Book Deconstructs Myth Surrounding Egypt’s Most-Famous Boy King
Reviewed by Kyle Pakka
Tutankhamun, King of Egypt: His Life and Afterlife
Aidan Dodson. AUC Press, 2023.
“Although Tutankhamun’s tomb is of importance from its impact on popular culture and interest in ancient Egypt, and its revelation as to what an intact tomb of a New Kingdom royal burial could look like, its discovery did relatively little to advance immediate scholarly understanding of the king himself.”

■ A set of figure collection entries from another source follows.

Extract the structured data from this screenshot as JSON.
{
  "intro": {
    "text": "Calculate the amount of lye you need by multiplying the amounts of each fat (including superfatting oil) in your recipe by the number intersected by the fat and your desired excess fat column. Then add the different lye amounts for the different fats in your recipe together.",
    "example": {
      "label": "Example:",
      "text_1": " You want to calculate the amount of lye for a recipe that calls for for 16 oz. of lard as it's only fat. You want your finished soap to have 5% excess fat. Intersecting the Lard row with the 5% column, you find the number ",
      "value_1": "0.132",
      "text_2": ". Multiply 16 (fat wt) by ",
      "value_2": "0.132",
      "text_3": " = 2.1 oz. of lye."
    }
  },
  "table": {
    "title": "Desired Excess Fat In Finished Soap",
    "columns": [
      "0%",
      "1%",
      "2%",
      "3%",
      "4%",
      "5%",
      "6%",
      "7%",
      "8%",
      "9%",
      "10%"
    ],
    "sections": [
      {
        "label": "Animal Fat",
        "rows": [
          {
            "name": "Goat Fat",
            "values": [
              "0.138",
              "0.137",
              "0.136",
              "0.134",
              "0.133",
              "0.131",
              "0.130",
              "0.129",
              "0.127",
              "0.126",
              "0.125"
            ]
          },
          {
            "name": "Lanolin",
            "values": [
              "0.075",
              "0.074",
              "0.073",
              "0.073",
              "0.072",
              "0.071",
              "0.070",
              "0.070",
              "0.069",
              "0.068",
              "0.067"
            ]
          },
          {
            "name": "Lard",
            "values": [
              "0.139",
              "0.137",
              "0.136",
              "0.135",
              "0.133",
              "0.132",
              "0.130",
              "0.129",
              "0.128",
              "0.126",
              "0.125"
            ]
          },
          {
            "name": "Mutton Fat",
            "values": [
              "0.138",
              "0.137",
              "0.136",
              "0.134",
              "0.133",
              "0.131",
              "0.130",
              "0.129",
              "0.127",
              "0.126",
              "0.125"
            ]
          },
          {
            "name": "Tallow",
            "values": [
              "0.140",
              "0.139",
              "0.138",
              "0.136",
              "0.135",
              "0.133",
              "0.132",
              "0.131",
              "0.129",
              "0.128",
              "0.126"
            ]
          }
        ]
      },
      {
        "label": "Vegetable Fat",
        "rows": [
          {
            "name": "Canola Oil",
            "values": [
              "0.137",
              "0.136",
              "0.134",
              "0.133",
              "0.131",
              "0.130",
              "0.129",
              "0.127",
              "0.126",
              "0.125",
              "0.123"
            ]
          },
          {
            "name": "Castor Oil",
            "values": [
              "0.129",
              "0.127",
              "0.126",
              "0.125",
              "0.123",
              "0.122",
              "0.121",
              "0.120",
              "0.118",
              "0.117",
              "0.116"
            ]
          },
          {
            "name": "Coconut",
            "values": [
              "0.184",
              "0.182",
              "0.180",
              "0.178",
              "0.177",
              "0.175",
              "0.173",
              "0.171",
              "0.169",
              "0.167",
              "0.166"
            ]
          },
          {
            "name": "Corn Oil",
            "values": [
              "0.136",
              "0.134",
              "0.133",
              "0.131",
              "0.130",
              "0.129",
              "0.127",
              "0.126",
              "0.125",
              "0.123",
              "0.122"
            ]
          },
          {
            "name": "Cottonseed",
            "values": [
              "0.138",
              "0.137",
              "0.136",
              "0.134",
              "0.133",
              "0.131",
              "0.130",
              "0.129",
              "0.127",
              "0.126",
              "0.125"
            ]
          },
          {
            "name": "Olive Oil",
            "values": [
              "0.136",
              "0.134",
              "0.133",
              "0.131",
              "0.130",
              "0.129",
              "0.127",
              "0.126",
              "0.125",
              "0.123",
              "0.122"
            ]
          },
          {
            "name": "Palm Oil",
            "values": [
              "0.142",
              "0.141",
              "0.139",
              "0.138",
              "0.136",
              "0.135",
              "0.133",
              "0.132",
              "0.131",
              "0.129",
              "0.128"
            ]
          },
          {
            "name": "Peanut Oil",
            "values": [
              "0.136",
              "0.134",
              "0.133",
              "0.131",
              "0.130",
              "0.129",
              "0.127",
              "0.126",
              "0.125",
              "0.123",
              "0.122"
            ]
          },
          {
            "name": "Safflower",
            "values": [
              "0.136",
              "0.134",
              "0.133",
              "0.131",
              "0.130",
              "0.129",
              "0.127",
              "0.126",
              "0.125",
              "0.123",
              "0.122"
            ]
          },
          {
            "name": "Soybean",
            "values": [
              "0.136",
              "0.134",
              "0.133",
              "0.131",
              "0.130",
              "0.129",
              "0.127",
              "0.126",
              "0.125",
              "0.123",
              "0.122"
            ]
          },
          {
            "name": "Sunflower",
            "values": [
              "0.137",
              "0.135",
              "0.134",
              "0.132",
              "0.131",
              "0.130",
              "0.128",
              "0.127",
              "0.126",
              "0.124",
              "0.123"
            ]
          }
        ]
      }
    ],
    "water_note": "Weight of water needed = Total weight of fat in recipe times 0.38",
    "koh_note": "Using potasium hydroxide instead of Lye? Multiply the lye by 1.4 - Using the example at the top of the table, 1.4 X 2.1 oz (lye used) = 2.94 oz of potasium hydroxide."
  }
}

Like a detective working a missing-persons case, Aidan Dodson, an Egyptology professor at the University of Bristol, sifts the evidence—from tomb paintings to statuary to temple inscriptions—in his quest to recover the real King Tutankhamun, who ruled from 1333 BCE to 1323 BCE, from myth and restore him to life. The resulting book is both monumental in scope and microscopic in detail as Dodson reviews key questions about the Eighteenth Dynasty boy pharaoh’s parentage, early life, reign and afterlife. Dodson also delves into how the young ruler restored the traditional Egyptian pantheon in the wake of his father Akhenaten’s flirtation with monotheism, ambiguities about how and when Tutankhamun’s tomb was constructed and, of course, how this forgotten ruler became the center of Tut-mania when his tomb was unearthed in 1922. Brimming with illustrations, this engaging read may offer new information to even the most well-versed Tut enthusiasts.